Beyond that, don't use berries as they are considered a dangerous food type and carry a higher risk. Iirc this risk applies even when cooked.

Don't keep your butcher table in the same room as the stove, it has a a built in cleanliness penalty.

Food doesn't get contaminated, no need to worry about that. If you cook in batches of four though, all four meals will cause food poisoning. You can try to forbid the other meals after the first case, don't forget ones picked up by your pawns.

There will always be a tiny poisoning chance, just keep training up your cooks, 5 isn't high enough to reach that minimum.
Monty Jun 6, 2021 @ 10:48pm 
A pawn needs level 8 cooking skill to remove their chance of creating meals with food poison.

Adding a poisoned meal to a stack of meals in storage will cause all meals in the stack to have a food poison chance. This is something i learned only recently when my cook was level 15 and still poisoning everyone as the original stack of food was never completely used up.

When building a kitchen another thing to keep in mind is that food poison chance when cooking food does not increase until the room cleanliness drops to -2. If you have dirt floors a pawn will never track trash or dirt into your kitchen so it will always remain at -1. Just keep an eye out for blood being tracked everywhere.
BladeofSharpness Jun 7, 2021 @ 12:24am 
Ah darn, for the contamination... Makes a pain to trace this kind of stuff.
Astasia Jun 7, 2021 @ 5:54am 
Originally posted by Vintorez:
Beyond that, don't use berries as they are considered a dangerous food type and carry a higher risk. Iirc this risk applies even when cooked.

This isn't the case. Berries have the same 2% food poisoning chance when eaten raw as any other crop, and that chance is not a factor once cooked.

Originally posted by Monty:
A pawn needs level 8 cooking skill to remove their chance of creating meals with food poison.
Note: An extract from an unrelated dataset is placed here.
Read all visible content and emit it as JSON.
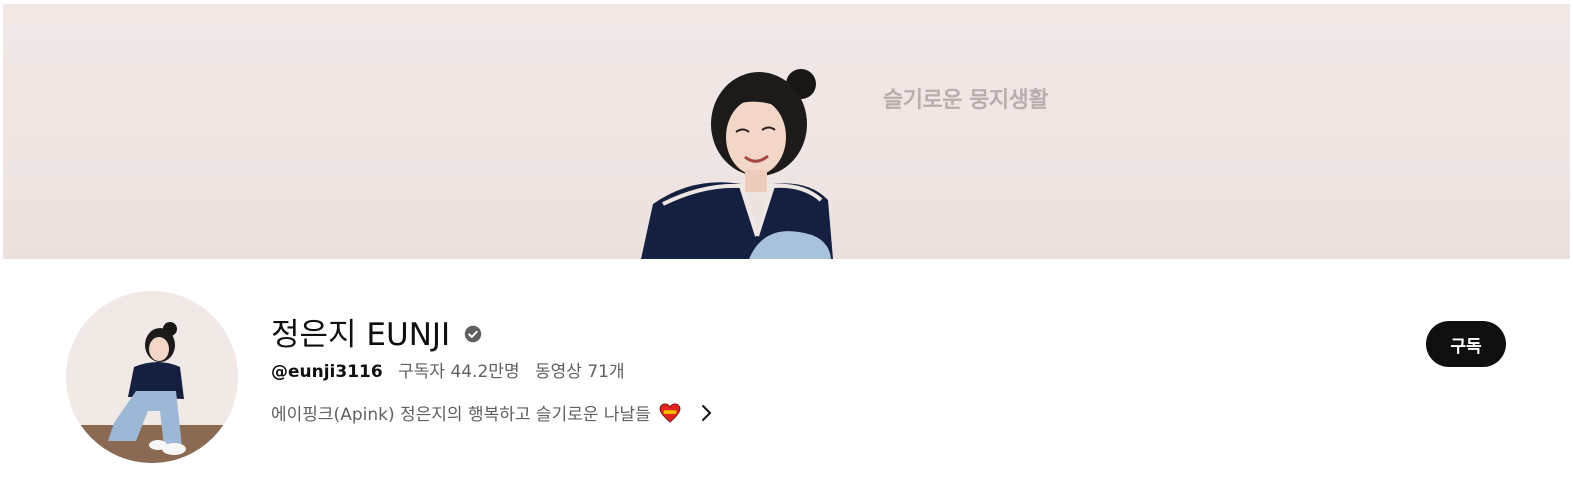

At cooking skill 9 colonists reach the minimum value for food poisoning chance, which is 0.1% and it never goes below that. There is always a small risk for food poisoning with cooked meals, unless you get the implant that prevents it.
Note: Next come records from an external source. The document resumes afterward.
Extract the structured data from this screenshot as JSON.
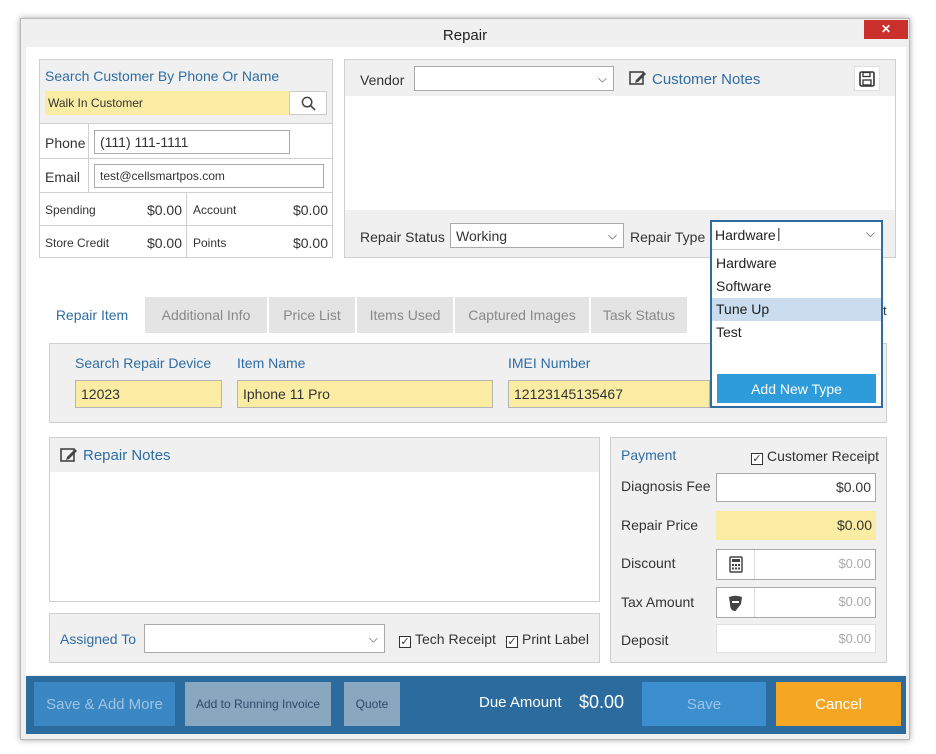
{
  "window": {
    "title": "Repair",
    "close_label": "✕"
  },
  "customer": {
    "search_label": "Search Customer By Phone Or Name",
    "search_value": "Walk In Customer",
    "phone_label": "Phone",
    "phone_value": "(111) 111-1111",
    "email_label": "Email",
    "email_value": "test@cellsmartpos.com",
    "spending_label": "Spending",
    "spending_value": "$0.00",
    "account_label": "Account",
    "account_value": "$0.00",
    "store_credit_label": "Store Credit",
    "store_credit_value": "$0.00",
    "points_label": "Points",
    "points_value": "$0.00"
  },
  "vendor_panel": {
    "vendor_label": "Vendor",
    "vendor_value": "",
    "customer_notes_label": "Customer Notes",
    "repair_status_label": "Repair Status",
    "repair_status_value": "Working",
    "repair_type_label": "Repair Type",
    "repair_type_value": "Hardware"
  },
  "dropdown": {
    "options": [
      "Hardware",
      "Software",
      "Tune Up",
      "Test"
    ],
    "highlighted": "Tune Up",
    "add_new_label": "Add New Type"
  },
  "tabs": [
    "Repair Item",
    "Additional Info",
    "Price List",
    "Items Used",
    "Captured Images",
    "Task Status"
  ],
  "tab_overflow_text": "t",
  "repair_item": {
    "device_label": "Search Repair Device",
    "device_value": "12023",
    "item_name_label": "Item Name",
    "item_name_value": "Iphone 11 Pro",
    "imei_label": "IMEI Number",
    "imei_value": "12123145135467"
  },
  "repair_notes": {
    "label": "Repair Notes"
  },
  "assign": {
    "assigned_to_label": "Assigned To",
    "assigned_to_value": "",
    "tech_receipt_label": "Tech Receipt",
    "print_label_label": "Print Label"
  },
  "payment": {
    "title": "Payment",
    "customer_receipt_label": "Customer Receipt",
    "diagnosis_fee_label": "Diagnosis Fee",
    "diagnosis_fee_value": "$0.00",
    "repair_price_label": "Repair Price",
    "repair_price_value": "$0.00",
    "discount_label": "Discount",
    "discount_value": "$0.00",
    "tax_label": "Tax Amount",
    "tax_value": "$0.00",
    "deposit_label": "Deposit",
    "deposit_value": "$0.00"
  },
  "footer": {
    "save_add_more": "Save & Add More",
    "add_running_invoice": "Add to Running Invoice",
    "quote": "Quote",
    "due_amount_label": "Due Amount",
    "due_amount_value": "$0.00",
    "save": "Save",
    "cancel": "Cancel"
  },
  "colors": {
    "accent_blue": "#2e6da4",
    "highlight_yellow": "#fbeca4",
    "footer_blue": "#2b6b9e",
    "cancel_orange": "#f5a623"
  }
}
Originally posted by Monty:
Adding a poisoned meal to a stack of meals in storage will cause all meals in the stack to have a food poison chance.
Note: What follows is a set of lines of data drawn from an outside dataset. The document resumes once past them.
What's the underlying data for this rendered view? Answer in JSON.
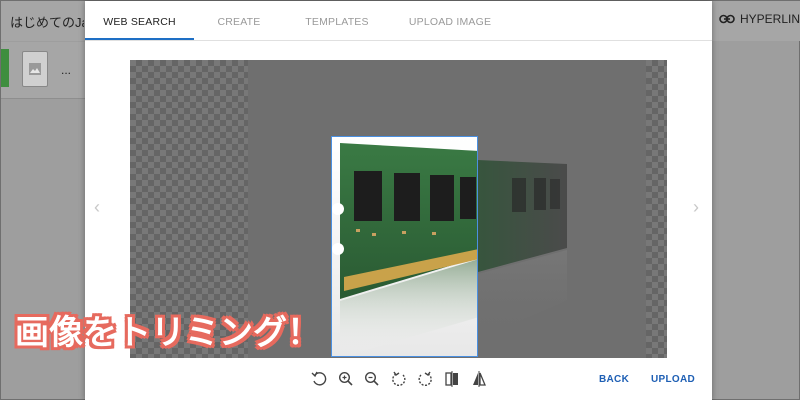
{
  "background": {
    "doc_title": "はじめてのJa",
    "hyperlink_label": "HYPERLINK",
    "thumb_more": "..."
  },
  "dialog": {
    "tabs": [
      {
        "label": "WEB SEARCH",
        "active": true
      },
      {
        "label": "CREATE",
        "active": false
      },
      {
        "label": "TEMPLATES",
        "active": false
      },
      {
        "label": "UPLOAD IMAGE",
        "active": false
      }
    ],
    "nav": {
      "prev": "‹",
      "next": "›"
    },
    "toolbar_icons": [
      "rotate-left-icon",
      "zoom-in-icon",
      "zoom-out-icon",
      "rotate-ccw-icon",
      "rotate-cw-icon",
      "flip-horizontal-icon",
      "mirror-icon"
    ],
    "actions": {
      "back": "BACK",
      "upload": "UPLOAD"
    }
  },
  "caption": "画像をトリミング！",
  "colors": {
    "accent": "#1e6fc5",
    "action_text": "#1e5fb4",
    "crop_border": "#4a90e2",
    "caption_outline": "#e66a5e",
    "pcb_green": "#2f6b3a"
  }
}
Yes, when a poisoned meal is cooked that meal has a 100% chance to poison, when added to a stack of 9 existing meals with 0% chance to poison the chance is averaged out and it becomes 10 meals each with a 10% chance to cause food poisoning. As meals are taken from that stack and new ones added it continues to average eventually dropped the stack into a trivial food poisoning chance.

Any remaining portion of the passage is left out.